8.2 异步流式 astream（协程，高并发）

python 复制代码

import asyncio  # Python异步模块

# 异步函数（async def定义，Python协程语法）
async def async_output():
    # async for：遍历异步迭代器（Python异步迭代语法）
    async for chunk in model.astream("讲一个言情小故事"):
        print(chunk.content, end="", flush=True)

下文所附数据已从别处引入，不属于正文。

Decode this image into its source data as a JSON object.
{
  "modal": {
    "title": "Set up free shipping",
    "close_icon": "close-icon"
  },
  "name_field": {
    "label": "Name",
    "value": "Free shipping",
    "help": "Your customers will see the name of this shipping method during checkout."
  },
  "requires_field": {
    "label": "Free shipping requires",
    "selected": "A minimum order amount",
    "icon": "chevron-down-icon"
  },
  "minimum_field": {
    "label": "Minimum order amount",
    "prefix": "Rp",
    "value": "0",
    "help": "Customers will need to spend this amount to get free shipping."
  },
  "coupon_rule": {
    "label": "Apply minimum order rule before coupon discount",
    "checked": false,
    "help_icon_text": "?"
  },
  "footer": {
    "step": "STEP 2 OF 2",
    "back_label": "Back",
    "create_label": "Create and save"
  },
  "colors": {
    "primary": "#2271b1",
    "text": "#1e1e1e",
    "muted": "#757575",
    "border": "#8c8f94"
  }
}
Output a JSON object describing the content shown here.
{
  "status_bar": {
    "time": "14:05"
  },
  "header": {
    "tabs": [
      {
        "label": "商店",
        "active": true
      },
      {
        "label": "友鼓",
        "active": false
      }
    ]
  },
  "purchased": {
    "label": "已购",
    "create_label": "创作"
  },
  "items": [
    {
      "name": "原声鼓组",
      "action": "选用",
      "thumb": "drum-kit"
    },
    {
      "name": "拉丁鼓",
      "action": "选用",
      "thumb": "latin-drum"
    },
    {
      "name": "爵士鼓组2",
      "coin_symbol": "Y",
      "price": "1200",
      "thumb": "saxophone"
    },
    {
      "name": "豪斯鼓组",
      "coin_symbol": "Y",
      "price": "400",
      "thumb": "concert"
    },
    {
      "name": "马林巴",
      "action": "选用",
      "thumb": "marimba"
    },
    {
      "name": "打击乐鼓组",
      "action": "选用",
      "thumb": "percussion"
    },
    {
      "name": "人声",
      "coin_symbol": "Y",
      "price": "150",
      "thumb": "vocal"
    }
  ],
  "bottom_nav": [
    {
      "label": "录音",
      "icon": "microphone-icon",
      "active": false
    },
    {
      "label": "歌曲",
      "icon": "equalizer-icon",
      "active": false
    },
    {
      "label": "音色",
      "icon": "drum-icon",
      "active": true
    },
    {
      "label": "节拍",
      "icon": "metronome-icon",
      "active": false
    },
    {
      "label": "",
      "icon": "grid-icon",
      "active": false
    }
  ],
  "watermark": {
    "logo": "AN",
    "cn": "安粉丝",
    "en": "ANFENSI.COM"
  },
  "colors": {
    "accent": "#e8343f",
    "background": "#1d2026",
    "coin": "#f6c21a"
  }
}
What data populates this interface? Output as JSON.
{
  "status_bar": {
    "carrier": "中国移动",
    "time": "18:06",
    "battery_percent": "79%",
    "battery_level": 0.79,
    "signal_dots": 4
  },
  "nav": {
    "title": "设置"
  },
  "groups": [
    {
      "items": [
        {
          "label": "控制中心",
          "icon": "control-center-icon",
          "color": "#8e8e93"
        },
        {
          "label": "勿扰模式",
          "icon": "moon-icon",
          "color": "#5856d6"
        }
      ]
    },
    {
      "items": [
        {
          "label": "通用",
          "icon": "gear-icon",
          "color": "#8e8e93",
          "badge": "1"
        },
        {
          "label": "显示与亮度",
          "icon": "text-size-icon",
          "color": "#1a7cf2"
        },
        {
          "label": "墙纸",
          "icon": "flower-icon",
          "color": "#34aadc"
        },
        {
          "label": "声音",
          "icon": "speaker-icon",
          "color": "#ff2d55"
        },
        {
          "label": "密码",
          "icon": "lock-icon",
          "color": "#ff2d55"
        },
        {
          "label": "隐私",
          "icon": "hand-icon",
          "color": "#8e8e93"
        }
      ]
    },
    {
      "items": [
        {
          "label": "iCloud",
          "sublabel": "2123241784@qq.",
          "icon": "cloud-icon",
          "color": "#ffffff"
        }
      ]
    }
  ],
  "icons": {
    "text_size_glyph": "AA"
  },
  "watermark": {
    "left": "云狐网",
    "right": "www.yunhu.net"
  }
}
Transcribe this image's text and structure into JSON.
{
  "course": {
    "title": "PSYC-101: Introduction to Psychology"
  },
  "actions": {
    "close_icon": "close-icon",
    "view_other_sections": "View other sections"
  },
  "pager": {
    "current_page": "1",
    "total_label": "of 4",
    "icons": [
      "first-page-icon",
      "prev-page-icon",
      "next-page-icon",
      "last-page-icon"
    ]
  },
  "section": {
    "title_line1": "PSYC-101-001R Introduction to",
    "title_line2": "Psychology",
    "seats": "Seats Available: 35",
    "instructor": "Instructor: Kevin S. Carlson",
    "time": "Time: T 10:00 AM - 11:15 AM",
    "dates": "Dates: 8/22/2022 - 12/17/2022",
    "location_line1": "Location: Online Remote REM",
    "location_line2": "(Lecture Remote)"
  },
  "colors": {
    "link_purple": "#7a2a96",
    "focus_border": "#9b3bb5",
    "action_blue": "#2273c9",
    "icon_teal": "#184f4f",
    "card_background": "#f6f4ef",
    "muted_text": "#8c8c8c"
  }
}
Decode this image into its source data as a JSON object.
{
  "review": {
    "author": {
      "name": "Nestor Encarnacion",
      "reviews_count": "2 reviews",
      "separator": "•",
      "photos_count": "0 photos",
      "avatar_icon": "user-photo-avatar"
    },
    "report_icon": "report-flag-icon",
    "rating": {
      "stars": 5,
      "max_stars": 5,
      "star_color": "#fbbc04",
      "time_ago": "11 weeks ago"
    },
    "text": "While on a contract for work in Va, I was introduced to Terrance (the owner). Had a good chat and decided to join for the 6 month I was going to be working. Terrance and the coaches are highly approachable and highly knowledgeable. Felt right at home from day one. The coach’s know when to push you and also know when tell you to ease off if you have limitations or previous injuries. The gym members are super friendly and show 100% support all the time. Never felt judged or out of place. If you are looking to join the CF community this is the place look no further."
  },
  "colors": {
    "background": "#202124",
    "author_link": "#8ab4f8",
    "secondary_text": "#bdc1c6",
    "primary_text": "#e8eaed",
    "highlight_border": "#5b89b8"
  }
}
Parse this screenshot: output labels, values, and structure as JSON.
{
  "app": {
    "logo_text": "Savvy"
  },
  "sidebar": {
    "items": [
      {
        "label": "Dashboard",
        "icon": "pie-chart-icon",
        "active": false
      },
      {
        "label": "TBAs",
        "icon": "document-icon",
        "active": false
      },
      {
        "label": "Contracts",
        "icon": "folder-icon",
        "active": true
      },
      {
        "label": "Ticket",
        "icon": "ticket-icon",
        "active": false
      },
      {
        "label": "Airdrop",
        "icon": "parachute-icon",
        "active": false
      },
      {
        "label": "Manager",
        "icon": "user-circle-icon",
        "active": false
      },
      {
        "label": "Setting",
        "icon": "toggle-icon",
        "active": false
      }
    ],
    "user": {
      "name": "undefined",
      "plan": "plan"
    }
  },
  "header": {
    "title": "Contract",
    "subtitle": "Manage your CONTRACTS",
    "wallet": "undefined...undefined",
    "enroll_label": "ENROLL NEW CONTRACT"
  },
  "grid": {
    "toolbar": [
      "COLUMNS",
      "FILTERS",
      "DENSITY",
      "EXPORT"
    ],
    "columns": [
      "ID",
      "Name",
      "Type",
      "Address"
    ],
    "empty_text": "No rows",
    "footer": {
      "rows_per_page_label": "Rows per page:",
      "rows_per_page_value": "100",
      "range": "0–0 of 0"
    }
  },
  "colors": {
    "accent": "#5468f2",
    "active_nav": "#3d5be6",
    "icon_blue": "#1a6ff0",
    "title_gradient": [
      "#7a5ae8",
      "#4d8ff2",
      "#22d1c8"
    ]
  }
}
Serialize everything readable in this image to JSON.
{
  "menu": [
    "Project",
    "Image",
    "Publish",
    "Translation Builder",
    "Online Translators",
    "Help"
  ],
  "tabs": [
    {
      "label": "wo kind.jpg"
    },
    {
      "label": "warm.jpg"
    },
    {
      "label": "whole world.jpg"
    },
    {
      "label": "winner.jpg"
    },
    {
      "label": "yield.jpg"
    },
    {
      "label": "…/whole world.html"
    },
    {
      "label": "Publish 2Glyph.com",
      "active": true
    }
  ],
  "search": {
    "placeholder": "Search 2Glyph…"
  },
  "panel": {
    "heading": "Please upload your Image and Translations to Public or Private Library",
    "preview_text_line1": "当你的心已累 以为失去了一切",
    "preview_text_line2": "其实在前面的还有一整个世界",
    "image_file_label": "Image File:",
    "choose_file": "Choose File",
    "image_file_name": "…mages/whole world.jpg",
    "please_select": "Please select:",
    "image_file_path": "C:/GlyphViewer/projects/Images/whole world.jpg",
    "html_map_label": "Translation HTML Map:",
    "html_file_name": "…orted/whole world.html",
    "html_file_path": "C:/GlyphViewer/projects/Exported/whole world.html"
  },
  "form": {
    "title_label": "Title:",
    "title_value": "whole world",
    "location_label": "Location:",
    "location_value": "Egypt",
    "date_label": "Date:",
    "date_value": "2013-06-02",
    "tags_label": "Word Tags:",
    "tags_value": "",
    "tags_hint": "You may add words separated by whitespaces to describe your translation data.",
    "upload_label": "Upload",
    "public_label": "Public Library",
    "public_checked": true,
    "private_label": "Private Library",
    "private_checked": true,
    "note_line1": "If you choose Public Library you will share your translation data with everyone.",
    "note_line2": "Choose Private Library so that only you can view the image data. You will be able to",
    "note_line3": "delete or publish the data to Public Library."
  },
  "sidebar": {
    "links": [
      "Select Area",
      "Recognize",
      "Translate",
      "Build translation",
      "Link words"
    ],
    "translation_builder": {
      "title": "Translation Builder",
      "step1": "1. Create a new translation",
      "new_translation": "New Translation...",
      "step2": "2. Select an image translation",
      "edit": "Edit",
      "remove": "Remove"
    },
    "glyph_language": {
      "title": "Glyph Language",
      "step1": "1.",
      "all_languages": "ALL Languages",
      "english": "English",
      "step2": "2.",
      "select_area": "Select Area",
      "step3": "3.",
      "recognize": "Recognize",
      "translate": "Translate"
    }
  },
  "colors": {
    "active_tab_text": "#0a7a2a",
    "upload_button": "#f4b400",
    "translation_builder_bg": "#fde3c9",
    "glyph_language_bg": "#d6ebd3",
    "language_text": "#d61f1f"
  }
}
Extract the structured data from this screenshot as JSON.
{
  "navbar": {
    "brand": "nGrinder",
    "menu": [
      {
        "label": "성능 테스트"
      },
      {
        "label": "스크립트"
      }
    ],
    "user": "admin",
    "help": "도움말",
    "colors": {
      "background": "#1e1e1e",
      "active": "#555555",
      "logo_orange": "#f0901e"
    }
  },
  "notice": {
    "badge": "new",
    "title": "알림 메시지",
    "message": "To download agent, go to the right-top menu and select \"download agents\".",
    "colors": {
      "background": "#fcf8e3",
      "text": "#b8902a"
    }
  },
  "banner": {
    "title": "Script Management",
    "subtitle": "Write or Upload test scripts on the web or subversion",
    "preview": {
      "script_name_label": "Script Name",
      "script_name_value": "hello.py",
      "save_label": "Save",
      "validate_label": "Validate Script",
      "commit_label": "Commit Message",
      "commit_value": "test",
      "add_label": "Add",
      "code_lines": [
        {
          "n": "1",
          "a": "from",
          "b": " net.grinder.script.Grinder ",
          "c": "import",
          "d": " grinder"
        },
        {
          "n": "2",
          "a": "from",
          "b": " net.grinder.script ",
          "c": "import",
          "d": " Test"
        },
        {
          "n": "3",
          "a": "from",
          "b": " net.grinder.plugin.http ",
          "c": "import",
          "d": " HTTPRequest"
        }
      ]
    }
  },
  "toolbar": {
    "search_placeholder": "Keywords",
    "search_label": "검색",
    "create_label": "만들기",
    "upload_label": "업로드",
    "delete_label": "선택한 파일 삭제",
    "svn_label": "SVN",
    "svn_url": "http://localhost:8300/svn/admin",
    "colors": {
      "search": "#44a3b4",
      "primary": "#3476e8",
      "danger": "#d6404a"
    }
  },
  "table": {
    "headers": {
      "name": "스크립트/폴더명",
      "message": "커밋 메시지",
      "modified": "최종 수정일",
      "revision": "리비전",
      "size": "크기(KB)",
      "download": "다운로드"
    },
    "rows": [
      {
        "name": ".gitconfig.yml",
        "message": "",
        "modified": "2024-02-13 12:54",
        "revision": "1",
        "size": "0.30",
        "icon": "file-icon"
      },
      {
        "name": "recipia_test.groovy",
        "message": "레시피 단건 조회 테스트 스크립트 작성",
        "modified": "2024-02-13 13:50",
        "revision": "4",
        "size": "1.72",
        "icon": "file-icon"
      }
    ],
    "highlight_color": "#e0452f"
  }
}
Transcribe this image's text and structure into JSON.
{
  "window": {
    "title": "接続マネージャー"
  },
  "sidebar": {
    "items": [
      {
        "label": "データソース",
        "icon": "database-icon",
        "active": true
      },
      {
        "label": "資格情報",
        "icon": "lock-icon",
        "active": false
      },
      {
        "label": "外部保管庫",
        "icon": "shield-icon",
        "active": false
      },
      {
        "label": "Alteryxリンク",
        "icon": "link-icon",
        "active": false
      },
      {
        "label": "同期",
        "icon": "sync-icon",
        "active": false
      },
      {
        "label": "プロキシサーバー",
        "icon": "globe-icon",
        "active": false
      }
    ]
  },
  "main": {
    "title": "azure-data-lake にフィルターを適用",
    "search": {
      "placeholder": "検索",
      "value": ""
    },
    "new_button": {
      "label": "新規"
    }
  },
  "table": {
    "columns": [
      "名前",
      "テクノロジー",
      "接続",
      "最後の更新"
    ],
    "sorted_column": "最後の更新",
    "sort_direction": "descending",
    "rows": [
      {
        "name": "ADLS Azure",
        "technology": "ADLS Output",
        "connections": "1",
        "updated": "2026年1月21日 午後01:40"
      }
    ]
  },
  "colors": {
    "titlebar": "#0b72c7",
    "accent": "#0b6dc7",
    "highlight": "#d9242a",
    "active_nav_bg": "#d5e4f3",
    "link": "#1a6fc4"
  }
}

asyncio.run(async_output())  # 运行协程（Python异步运行方法）

8.3 自定义流式解析器（生成器yield）

python 复制代码

from typing import Iterator  # Python迭代器类型提示

# 自定义解析器（生成器函数，yield关键字生成迭代器，Python生成器语法）
def defined_parser(input: Iterator[str]) -> Iterator[str]:
    buffer = ""
    for chunk in input:
        buffer += chunk
        # 按中文标点切割（Python字符串操作：index找下标、切片）
        while '，' in buffer or '。' in buffer:
            if '，' in buffer:
                stop_index = buffer.index('，')
                yield buffer[:stop_index].strip()  # yield生成每一块内容
                buffer = buffer[stop_index+1:]
            elif '。' in buffer:
                stop_index = buffer.index('。')
                yield buffer[:stop_index].strip()
                buffer = buffer[stop_index+1:]
    yield buffer.strip()  # 生成最后一块内容

# 链式调用自定义解析器
parser = StrOutputParser()
chain = model | parser | defined_parser
for chunk in chain.stream("写一首关于爱情的诗歌"):
    print(chunk)

九、关键优化建议

密钥管理：API_KEY、BASE_URL存入环境变量/.env，禁止硬编码。
参数调优：temperature=0（严谨场景）；0.7~1.2（创意场景）。
工具开发：注释清晰，提升调用准确率。
生产优先：结构化输出+工具调用+本地部署，保障隐私与稳定。